Louis Henri Sullivan was the first modernist and pioneered the design of the modern skyscraper. His buildings were forward thinking designed which were stripped down and then gracefully detailed. He had an innate ability to devise architectural ornamentation which he believed must be derived from nature.
INTERESTING FACTS
His Mother who was a pianist and painter came from Switzerland and his father who was a dancer and teacher of dance came from Ireland. Born in Boston he decided to be an architect at age 12 and to invent buildings. He started his architectural schooling at MIT and continued at the Ecole des Beaux-Arts in Paris.
He teamed up with Dankmar Adler who was did structural and engineering design.
Sullivan said “form ever follows function,” then
Mies van der Rohe said “form is function,” and then
Louis Kahn said From follows function” and
Frank Lloyd Wright said “form and function should be one.”

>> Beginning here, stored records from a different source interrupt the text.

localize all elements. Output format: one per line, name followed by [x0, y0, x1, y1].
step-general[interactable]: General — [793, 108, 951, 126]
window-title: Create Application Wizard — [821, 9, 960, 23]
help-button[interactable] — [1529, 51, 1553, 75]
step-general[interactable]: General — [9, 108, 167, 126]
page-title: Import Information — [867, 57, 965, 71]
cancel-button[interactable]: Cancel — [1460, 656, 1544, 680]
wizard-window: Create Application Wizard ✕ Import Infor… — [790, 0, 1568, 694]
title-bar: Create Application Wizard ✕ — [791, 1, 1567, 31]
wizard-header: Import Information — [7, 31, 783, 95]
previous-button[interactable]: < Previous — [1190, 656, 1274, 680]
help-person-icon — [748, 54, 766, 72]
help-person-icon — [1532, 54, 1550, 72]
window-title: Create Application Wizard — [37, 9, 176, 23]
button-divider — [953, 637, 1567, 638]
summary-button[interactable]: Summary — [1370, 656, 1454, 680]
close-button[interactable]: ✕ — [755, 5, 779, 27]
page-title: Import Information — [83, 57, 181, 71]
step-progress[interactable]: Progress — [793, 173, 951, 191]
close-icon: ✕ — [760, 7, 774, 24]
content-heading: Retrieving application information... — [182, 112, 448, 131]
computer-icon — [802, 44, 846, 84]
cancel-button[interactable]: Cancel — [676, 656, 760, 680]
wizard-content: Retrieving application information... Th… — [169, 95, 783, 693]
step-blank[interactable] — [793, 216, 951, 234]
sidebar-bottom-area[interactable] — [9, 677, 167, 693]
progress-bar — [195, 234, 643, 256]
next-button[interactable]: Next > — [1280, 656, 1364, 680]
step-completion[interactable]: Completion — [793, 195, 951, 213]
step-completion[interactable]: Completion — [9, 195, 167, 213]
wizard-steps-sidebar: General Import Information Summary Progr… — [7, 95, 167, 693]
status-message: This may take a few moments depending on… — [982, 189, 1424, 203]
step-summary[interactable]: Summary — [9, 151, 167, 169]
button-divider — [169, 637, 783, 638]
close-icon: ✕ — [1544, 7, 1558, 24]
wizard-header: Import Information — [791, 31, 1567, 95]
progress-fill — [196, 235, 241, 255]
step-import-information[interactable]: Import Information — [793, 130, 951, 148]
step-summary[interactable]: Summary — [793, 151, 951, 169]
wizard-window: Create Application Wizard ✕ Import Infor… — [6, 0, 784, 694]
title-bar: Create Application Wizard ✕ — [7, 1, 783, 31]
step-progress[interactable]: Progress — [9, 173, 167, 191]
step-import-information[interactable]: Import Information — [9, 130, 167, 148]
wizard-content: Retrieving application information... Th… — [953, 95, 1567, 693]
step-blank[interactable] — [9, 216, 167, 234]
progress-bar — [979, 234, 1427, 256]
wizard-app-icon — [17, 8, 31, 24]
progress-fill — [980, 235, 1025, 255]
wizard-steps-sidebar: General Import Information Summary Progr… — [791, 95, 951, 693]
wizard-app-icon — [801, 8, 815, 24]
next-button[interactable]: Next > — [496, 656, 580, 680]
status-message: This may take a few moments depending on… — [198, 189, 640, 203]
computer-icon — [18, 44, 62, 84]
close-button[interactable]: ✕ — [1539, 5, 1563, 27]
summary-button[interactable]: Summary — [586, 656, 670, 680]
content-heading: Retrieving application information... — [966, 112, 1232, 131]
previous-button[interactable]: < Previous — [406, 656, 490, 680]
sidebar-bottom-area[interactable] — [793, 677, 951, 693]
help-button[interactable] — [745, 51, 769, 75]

Louis Sullivan’s mentee was
Frank Lloyd Wright and Wright worked for Louis for in 1888 and 1893. Sullivan asked
Wright to design his own house, which is also a similar relationship between
Mies van der Rohe and Philip Johnson.
Wright was fired from the firm because he was designing homes on the side. Upon his departure he didn’t speak to Sullivan for 20 years.
DEPARTURE
April 14, 1924: Broke and living in a hotel room in Chicago he died in obscurity. His funeral was partially paid by
Frank Lloyd Wright.
Wright, his friend, had actually visited Sullivan three days prior where he was given a collection of ornamentation drawings.